La campaña preelectoral no había sido la mejor para el bando republicano. La colección de "perlas" que, sin cesar sacaban a relucir, además de asombro generaba una gran angustia de que Estados Unidos pudiese caer en semejantes manos. Lo peor, sin embargo, era la idea que transmitían: el Partido Republicano ya no era ni la sombra del que cobijó a Eisenhower, y ni siquiera del que endiosó a Ronald Reagan. Era, cada vez más, una derecha propia de un museo remoto, la antesala de una capillita de evangélicos exaltados.

Y en medio de esa "colección", sólo un hombre de esta época emergía en segundo lugar una y otra vez: el exgobernador de Massachusetts, el mormón Mitt Romney, al que como a un clavo ardiendo se adherían los viejos republicanos y, por supuesto, los jefes de las grandes corporaciones. Sólo con él tendrían algún chance, porque sólo él mantenía la respetabilidad.

Las últimas elecciones primarias concedieron el milagro: Mitt Romney sería el candidato que se enfrentaría a la némesis de los republicanos. Sólo le quedaba develar quién sería su compañero de fórmula. Y rápido despejó la duda: Paul Ryan, la estrella ascendente de los republicanos en el único bastión que les queda, la movediza Cámara de Representantes. Allí ocupa el estratégico puesto de la presidencia de la Comisión de Presupuesto desde donde ha sido el látigo de Obama. Esta vez, para suerte de ese partido, la escogencia no fue tan catastrófica como la de Sarah Palin como acompañante de McCain en 2008.

En ese momento la campaña cogió vuelo y, a pesar del talón de Aquiles del candidato Romney: su vocación de veleta, a medida que pasaban los días ambos pretendientes se emparejaban. Así, la prensa norteamericana y con ella la del mundo entero construyó la idea terminante de que cualquiera podía ganar. Eso, muy posiblemente, fue lo que terminó dándole el triunfo al presidente Obama.

Cada minoría entendió, con claridad meridiana, que si el Presidente era derrotado, todas las conquistas obtenidas -y las que avizoraban- se irían a pique, o jamás se harían realidad. Por eso respondieron como un solo hombre al llamado a votar en masa. El caso más emblemático fue la concurrencia masiva de los negros en Filadelfia y sus alrededores. Consiguieron que ese estado fuese para Obama.

Con los negros se hizo presente como nunca el llamado "voto latino", al que ni siquiera los cubanos de Miami pudieron torcer. A Arpaio, fascista sheriff de Arizona, enemigo mortal de los mexicanos, los demócratas le deben mucho... ¡y los republicanos, también!
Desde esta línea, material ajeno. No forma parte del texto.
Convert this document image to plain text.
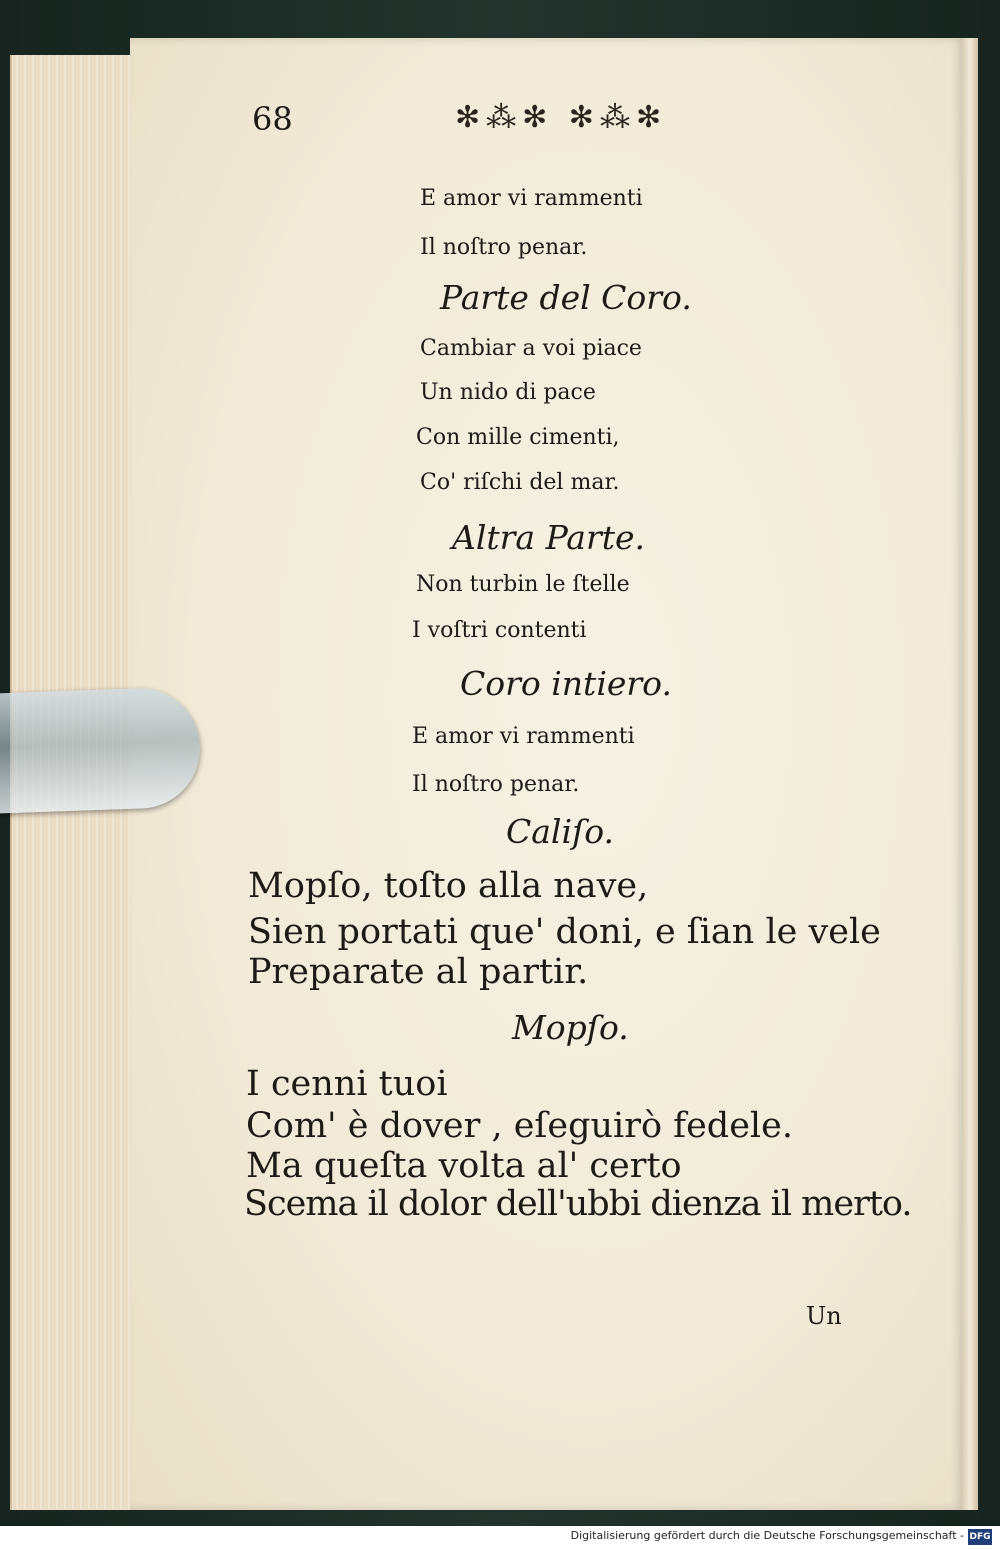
68	✻⁂✻ ✻⁂✻
E amor vi rammenti
Il noſtro penar.
Parte del Coro.
Cambiar a voi piace
Un nido di pace
Con mille cimenti,
Co' riſchi del mar.
Altra Parte.
Non turbin le ſtelle
I voſtri contenti
Coro intiero.
E amor vi rammenti
Il noſtro penar.
Caliſo.
Mopſo, toſto alla nave,
Sien portati que' doni, e ſian le vele
Preparate al partir.
Mopſo.
I cenni tuoi
Com' è dover , eſeguirò fedele.
Ma queſta volta al' certo
Scema il dolor dell'ubbi dienza il merto.
Un
Digitalisierung gefördert durch die Deutsche Forschungsgemeinschaft - DFG
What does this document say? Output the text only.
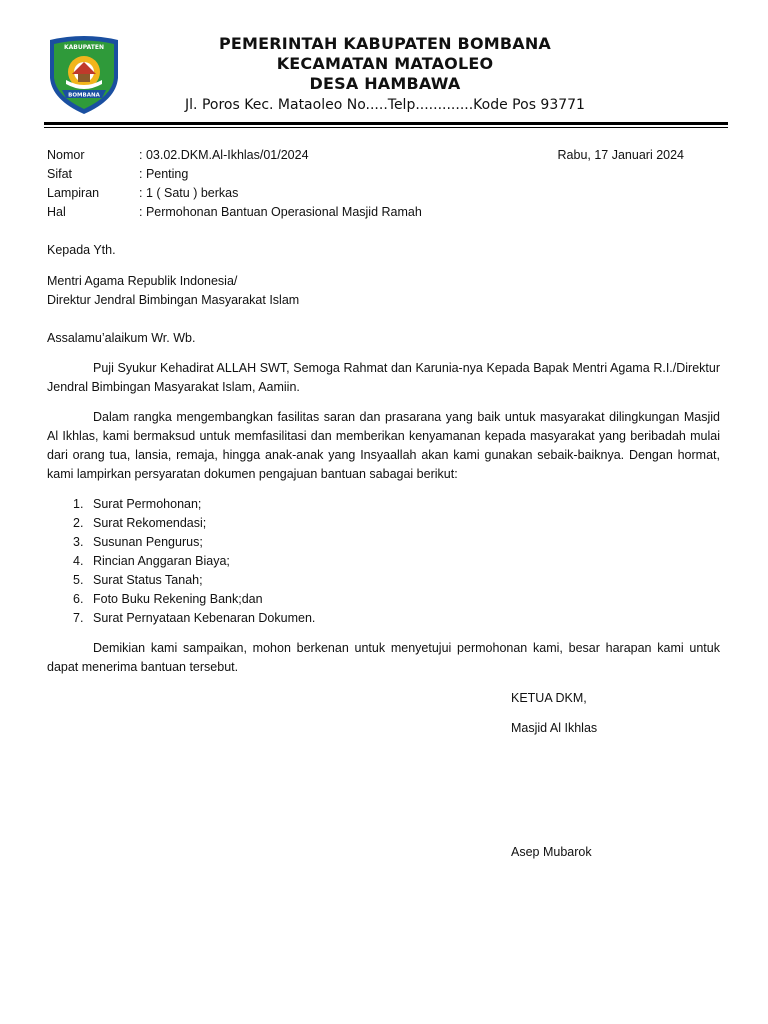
KABUPATEN
BOMBANA
PEMERINTAH KABUPATEN BOMBANA
KECAMATAN MATAOLEO
DESA HAMBAWA
Jl. Poros Kec. Mataoleo No.....Telp.............Kode Pos 93771
Rabu, 17 Januari 2024
Nomor	: 03.02.DKM.Al-Ikhlas/01/2024
Sifat	: Penting
Lampiran	: 1 ( Satu ) berkas
Hal	: Permohonan Bantuan Operasional Masjid Ramah

Kepada Yth.

Mentri Agama Republik Indonesia/

Direktur Jendral Bimbingan Masyarakat Islam

Assalamu’alaikum Wr. Wb.

Puji Syukur Kehadirat ALLAH SWT, Semoga Rahmat dan Karunia-nya Kepada Bapak Mentri Agama R.I./Direktur Jendral Bimbingan Masyarakat Islam, Aamiin.

Dalam rangka mengembangkan fasilitas saran dan prasarana yang baik untuk masyarakat dilingkungan Masjid Al Ikhlas, kami bermaksud untuk memfasilitasi dan memberikan kenyamanan kepada masyarakat yang beribadah mulai dari orang tua, lansia, remaja, hingga anak-anak yang Insyaallah akan kami gunakan sebaik-baiknya. Dengan hormat, kami lampirkan persyaratan dokumen pengajuan bantuan sabagai berikut:

1. Surat Permohonan;
2. Surat Rekomendasi;
3. Susunan Pengurus;
4. Rincian Anggaran Biaya;
5. Surat Status Tanah;
6. Foto Buku Rekening Bank;dan
7. Surat Pernyataan Kebenaran Dokumen.

Demikian kami sampaikan, mohon berkenan untuk menyetujui permohonan kami, besar harapan kami untuk dapat menerima bantuan tersebut.

KETUA DKM,
Masjid Al Ikhlas
Asep Mubarok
Que estos últimos coincidiesen con la rabiosa derecha blanca en su oposición radical a una reforma migratoria, garantizó el voto en bloque de los latinos por Obama.

Las mujeres, más adictas al voto que los hombres, repelidas por las declaraciones nunca desmentidas de uno que otro evangélico a ultranza que aspiraba a cargos entre los republicanos, votaron 55 a 44 por los demócratas. También los gays, temerosos de una inquisición legal, votaron demócrata.

Al anochecer, el cuadro era tan confuso como para pensar en un triunfo republicano. Pero aquí el "conteo" le jugó una mala pasada a quienes celebraban una derrota de Obama. Tras los mapas enrojecidos en muchas partes, aparecería la dura realidad: las grandes ciudades y sus alrededores votaban masivamente por quien más se parecía a ellos, Obama.

Después de las 10 de la noche el mapa comenzó a teñirse de azul. Los grandes estados se decantaban por Obama y comenzaba el velorio de los republicanos. Ganó una gran coalición y perdió una era que rápido se desvanece. Ya era hora. En "este lado" nos toca aprender varias lecciones, y lo haremos si cuidadosamente escudriñamos lo que allá pasó.